On the Robustness of Dialogue History Representation in Conversational
Question Answering: A Comprehensive Study and a New Prompt-based Method
- URL: http://arxiv.org/abs/2206.14796v1
- Date: Wed, 29 Jun 2022 17:55:43 GMT
- Title: On the Robustness of Dialogue History Representation in Conversational
Question Answering: A Comprehensive Study and a New Prompt-based Method
- Authors: Zorik Gekhman, Nadav Oved, Orgad Keller, Idan Szpektor, Roi Reichart
- Abstract summary: We conduct the first large-scale robustness study of history modeling approaches for CQA.
We design a novel prompt-based history modeling approach, and demonstrate its strong robustness across various settings.
Our approach is simple, easy-to-plug into practically any model, and highly effective.

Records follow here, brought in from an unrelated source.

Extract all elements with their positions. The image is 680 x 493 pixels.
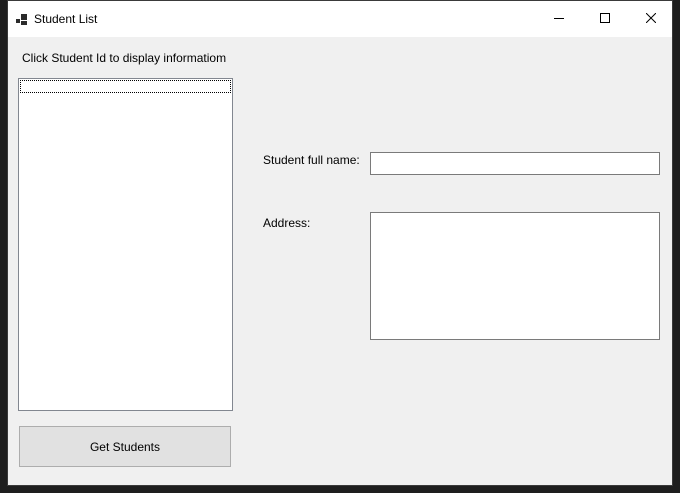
winforms-app-icon [16, 13, 28, 25]
student-id-listbox[interactable] [18, 78, 233, 411]
student-list-window: Student List Click Student Id to display… [7, 0, 673, 486]
title-bar[interactable]: Student List [8, 1, 672, 37]
maximize-icon [600, 10, 610, 28]
close-button[interactable] [628, 1, 674, 37]
close-icon [645, 10, 657, 28]
full-name-textbox[interactable] [370, 152, 660, 175]
listbox-focus-rectangle [20, 80, 231, 93]
full-name-label: Student full name: [263, 153, 360, 167]
minimize-button[interactable] [536, 1, 582, 37]
maximize-button[interactable] [582, 1, 628, 37]
minimize-icon [554, 10, 564, 28]
window-title: Student List [34, 12, 98, 26]
address-textbox[interactable] [370, 212, 660, 340]
instruction-label: Click Student Id to display informatiom [22, 51, 227, 65]
get-students-button[interactable]: Get Students [19, 426, 231, 467]
address-label: Address: [263, 216, 311, 230]
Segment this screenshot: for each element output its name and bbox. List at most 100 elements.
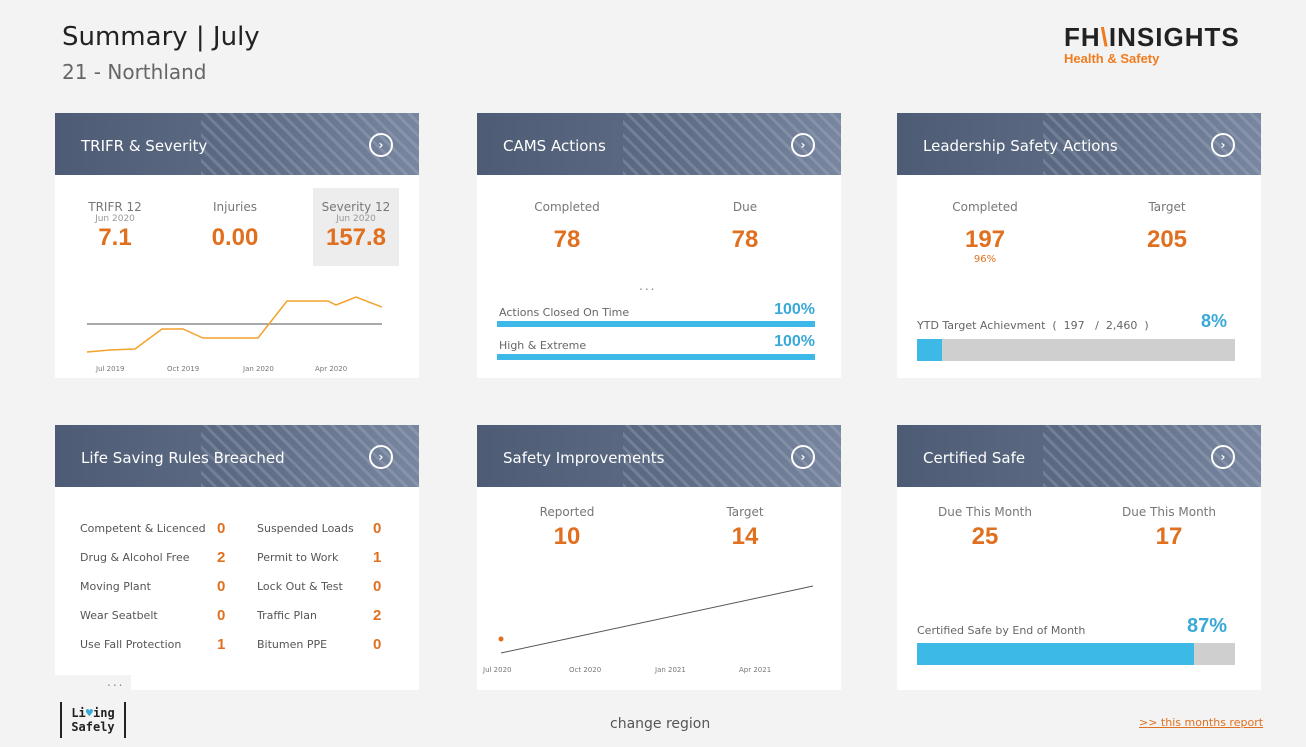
improvements-reported-point (498, 636, 504, 642)
certified-progress-bar (917, 643, 1235, 665)
cams-open-button[interactable]: › (791, 133, 815, 157)
region-subtitle: 21 - Northland (62, 60, 207, 84)
trifr-axis-tick: Oct 2019 (167, 365, 200, 373)
brand-logo: FH\INSIGHTS Health & Safety (1064, 22, 1240, 66)
trifr-axis-tick: Apr 2020 (315, 365, 348, 373)
change-region-link[interactable]: change region (610, 716, 710, 732)
brand-slash: \ (1100, 22, 1109, 52)
cams-completed-label: Completed (534, 200, 600, 214)
injuries-label: Injuries (213, 200, 257, 214)
lsr-card: Life Saving Rules Breached › Competent &… (55, 425, 419, 690)
lsr-rule-count: 1 (217, 636, 226, 653)
trifr-card-title: TRIFR & Severity (81, 137, 208, 155)
cams-due-value: 78 (731, 226, 759, 253)
lsr-rule-count: 0 (373, 636, 382, 653)
lsr-open-button[interactable]: › (369, 445, 393, 469)
lsr-rule-count: 0 (217, 578, 226, 595)
cams-closed-pct: 100% (774, 301, 815, 318)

- Score: 22.53491549115403
- License: http://creativecommons.org/licenses/by/4.0/
- Abstract: Most works on modeling the conversation history in Conversational Question
Answering (CQA) report a single main result on a common CQA benchmark. While
existing models show impressive results on CQA leaderboards, it remains unclear
whether they are robust to shifts in setting (sometimes to more realistic
ones), training data size (e.g. from large to small sets) and domain. In this
work, we design and conduct the first large-scale robustness study of history
modeling approaches for CQA. We find that high benchmark scores do not
necessarily translate to strong robustness, and that various methods can
perform extremely differently under different settings. Equipped with the
insights from our study, we design a novel prompt-based history modeling
approach, and demonstrate its strong robustness across various settings. Our
approach is inspired by existing methods that highlight historic answers in the
passage. However, instead of highlighting by modifying the passage token
embeddings, we add textual prompts directly in the passage text. Our approach
is simple, easy-to-plug into practically any model, and highly effective, thus
we recommend it as a starting point for future model developers. We also hope
that our study and insights will raise awareness to the importance of
robustness-focused evaluation, in addition to obtaining high leaderboard
scores, leading to better CQA systems.